Denmark, Estonia, Finland, Latvia, Lithuania and Sweden have demanded a revision of the price cap on Russian seaborne oil. The cap was set in late 2022 at $60 per barrel and has remained untouched since then.
The Nordic and Baltic states have asked the European Commission to tighten the price cap on Russian oil as a matter of high priority, arguing that “sanctions must be strengthened continuously” to disable the Kremlin’s war against Ukraine.
“Measures that target revenues from the export of oil are crucial since they reduce Russia’s single most important income source,” the foreign ministers of Denmark, Estonia, Finland, Latvia, Lithuania and Sweden wrote in a joint letter seen by Euronews.
The document, dated 11 January, is addressed to High Representative Kaja Kallas and European Commissioner for Financial Services Maria Luís Albuquerque.

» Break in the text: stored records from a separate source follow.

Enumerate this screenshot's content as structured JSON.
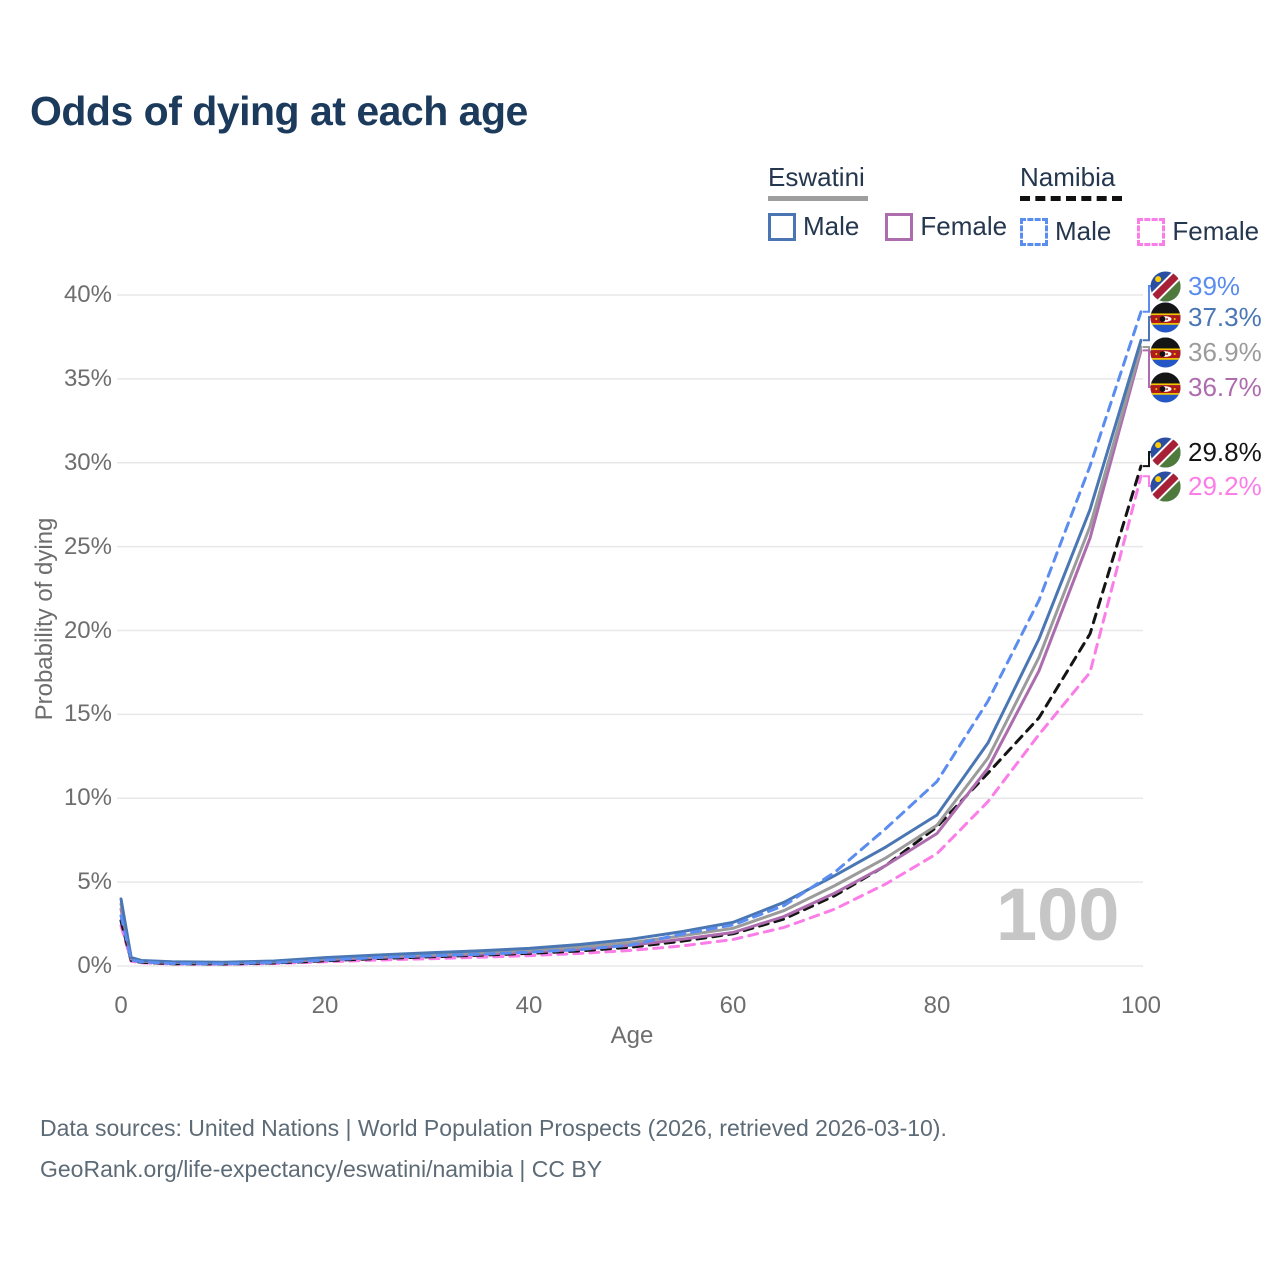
{
  "title": "Odds of dying at each age",
  "legend": {
    "groups": [
      {
        "name": "Eswatini",
        "style": "solid",
        "items": [
          {
            "label": "Male",
            "color": "#4a77b4"
          },
          {
            "label": "Female",
            "color": "#ad6cae"
          }
        ]
      },
      {
        "name": "Namibia",
        "style": "dashed",
        "items": [
          {
            "label": "Male",
            "color": "#5b8cf0"
          },
          {
            "label": "Female",
            "color": "#fb7de8"
          }
        ]
      }
    ]
  },
  "watermark": "100",
  "footer": {
    "line1": "Data sources: United Nations | World Population Prospects (2026, retrieved 2026-03-10).",
    "line2": "GeoRank.org/life-expectancy/eswatini/namibia | CC BY"
  },
  "chart_data": {
    "type": "line",
    "title": "Odds of dying at each age",
    "xlabel": "Age",
    "ylabel": "Probability of dying",
    "xlim": [
      0,
      100
    ],
    "ylim": [
      0,
      40
    ],
    "grid": "horizontal-only",
    "legend_position": "top-right",
    "ytick_values": [
      0,
      5,
      10,
      15,
      20,
      25,
      30,
      35,
      40
    ],
    "ytick_labels": [
      "0%",
      "5%",
      "10%",
      "15%",
      "20%",
      "25%",
      "30%",
      "35%",
      "40%"
    ],
    "xtick_values": [
      0,
      20,
      40,
      60,
      80,
      100
    ],
    "xtick_labels": [
      "0",
      "20",
      "40",
      "60",
      "80",
      "100"
    ],
    "x": [
      0,
      1,
      2,
      5,
      10,
      15,
      20,
      25,
      30,
      35,
      40,
      45,
      50,
      55,
      60,
      65,
      70,
      75,
      80,
      85,
      90,
      95,
      100
    ],
    "units": "percent",
    "series": [
      {
        "id": "namibia-male",
        "country": "Namibia",
        "sex": "Male",
        "color": "#5b8cf0",
        "dash": true,
        "flag": "namibia",
        "end_label": "39%",
        "end_value": 39.0,
        "values": [
          3.0,
          0.35,
          0.25,
          0.15,
          0.13,
          0.2,
          0.35,
          0.5,
          0.6,
          0.7,
          0.82,
          0.98,
          1.25,
          1.9,
          2.45,
          3.6,
          5.6,
          8.2,
          11.0,
          15.8,
          21.8,
          29.8,
          39.0
        ]
      },
      {
        "id": "eswatini-male",
        "country": "Eswatini",
        "sex": "Male",
        "color": "#4a77b4",
        "dash": false,
        "flag": "eswatini",
        "end_label": "37.3%",
        "end_value": 37.3,
        "values": [
          4.0,
          0.5,
          0.33,
          0.25,
          0.22,
          0.3,
          0.5,
          0.65,
          0.78,
          0.9,
          1.05,
          1.28,
          1.6,
          2.05,
          2.6,
          3.8,
          5.4,
          7.1,
          9.0,
          13.3,
          19.5,
          27.2,
          37.3
        ]
      },
      {
        "id": "eswatini-both",
        "country": "Eswatini",
        "sex": "Both",
        "color": "#9b9b9b",
        "dash": false,
        "flag": "eswatini",
        "end_label": "36.9%",
        "end_value": 36.9,
        "values": [
          3.7,
          0.46,
          0.3,
          0.23,
          0.2,
          0.27,
          0.44,
          0.57,
          0.68,
          0.79,
          0.93,
          1.12,
          1.4,
          1.8,
          2.25,
          3.3,
          4.8,
          6.45,
          8.4,
          12.4,
          18.4,
          26.2,
          36.9
        ]
      },
      {
        "id": "eswatini-female",
        "country": "Eswatini",
        "sex": "Female",
        "color": "#ad6cae",
        "dash": false,
        "flag": "eswatini",
        "end_label": "36.7%",
        "end_value": 36.7,
        "values": [
          3.4,
          0.42,
          0.28,
          0.21,
          0.18,
          0.24,
          0.38,
          0.5,
          0.6,
          0.7,
          0.83,
          1.0,
          1.24,
          1.6,
          2.0,
          2.95,
          4.35,
          6.0,
          7.9,
          11.8,
          17.6,
          25.5,
          36.7
        ]
      },
      {
        "id": "namibia-both",
        "country": "Namibia",
        "sex": "Both",
        "color": "#141414",
        "dash": true,
        "flag": "namibia",
        "end_label": "29.8%",
        "end_value": 29.8,
        "values": [
          2.7,
          0.32,
          0.22,
          0.14,
          0.12,
          0.18,
          0.31,
          0.44,
          0.54,
          0.64,
          0.75,
          0.9,
          1.12,
          1.48,
          1.92,
          2.8,
          4.2,
          6.0,
          8.3,
          11.5,
          14.8,
          19.8,
          29.8
        ]
      },
      {
        "id": "namibia-female",
        "country": "Namibia",
        "sex": "Female",
        "color": "#fb7de8",
        "dash": true,
        "flag": "namibia",
        "end_label": "29.2%",
        "end_value": 29.2,
        "values": [
          2.4,
          0.28,
          0.19,
          0.12,
          0.1,
          0.15,
          0.25,
          0.35,
          0.43,
          0.52,
          0.62,
          0.75,
          0.93,
          1.2,
          1.58,
          2.3,
          3.4,
          4.9,
          6.7,
          9.8,
          13.8,
          17.5,
          29.2
        ]
      }
    ]
  }
}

“We believe now is the time to further increase the impact of our sanctions by lowering the G7 oil price cap,” the six countries write.
The cap is a ground-breaking initiative introduced by G7 allies in late 2022 to limit the seaborne trade of Russian crude oil at $60 per barrel. The mechanism prohibits Western companies from providing services to Russian tankers, such as insurance, financing and flagging, that sell crude oil above the agreed-upon price tag.
The G7 also established two additional caps for premium-to-crude products ($100 per barrel) and discount-to-crude products ($45 per barrel).
The caps have remained untouched since their approval, despite strong fluctuations in Russian trade and ample evidence of sanctions circumvention.
As a way to bypass the restrictions, Moscow has deployed a “shadow fleet” of aged, poorly-kept tankers that use obscure ownership and insurance structures. The “shadow fleet” has been accused of deceptive practices, including transmitting falsified data, turning off their transponders to become invisible to satellite systems, and conducting multiple ship-to-ship transfers to conceal the origin of their oil barrels. It has also raised fears for its potential to cause an environmental disaster at sea.
According to the Centre for Research on Energy and Clean Air (CREA), only 36% of the seaborne crude oil that Russia sold in December was transported by tankers subject to the G7 cap. The remainder was shipped by the “shadow fleet”.
The price of Urals oil continues to exceed the West’s limitations: for the past year, it has ranged between $64 to $84 per barrel. China and India are the main buyers.
The market situation has fuelled calls for stronger measures.
In their joint letter, the six countries argue the international oil market is “better supplied today than in 2022” and the risk of a “supply shock”, which influenced the original negotiations on the cap, has considerably decreased.
Moreover, the countries say, Russia’s “outsized dependence on energy exports” to sustain its high-intensity war economy leaves it with “no alternative to continued oil export, even at a substantially lower price.”
The letter does not specify the new price at which the cap should be set.
CREA estimates setting a cap of $30 per barrel since the beginning would have slashed Russia’s oil export revenue by 25%, leading to €76 billion in losses.
“Lowering the price cap would be deflationary, reducing Russia’s oil export prices and inducing more production from Russia to make up for the otherwise drop in revenue,” CREA said in a recent analysis, which puts Russia’s production costs at $15 per barrel.
The Nordics and the Baltics also ask the European Commission to expand sanctions on the “shadow fleet” and those who facilitate the circumvention of the cap. So far, the bloc has sanctioned 79 vessels belonging to the “shadow fleet”.
In reaction to the letter, a spokesperson for the Commission said the document would feed into ongoing discussions but cautioned any revision was “ultimately” a decision for the G7 to take. Still, should a revision be proposed at one point, all 27 member states will have to reach a unanimous agreement before the G7 can act.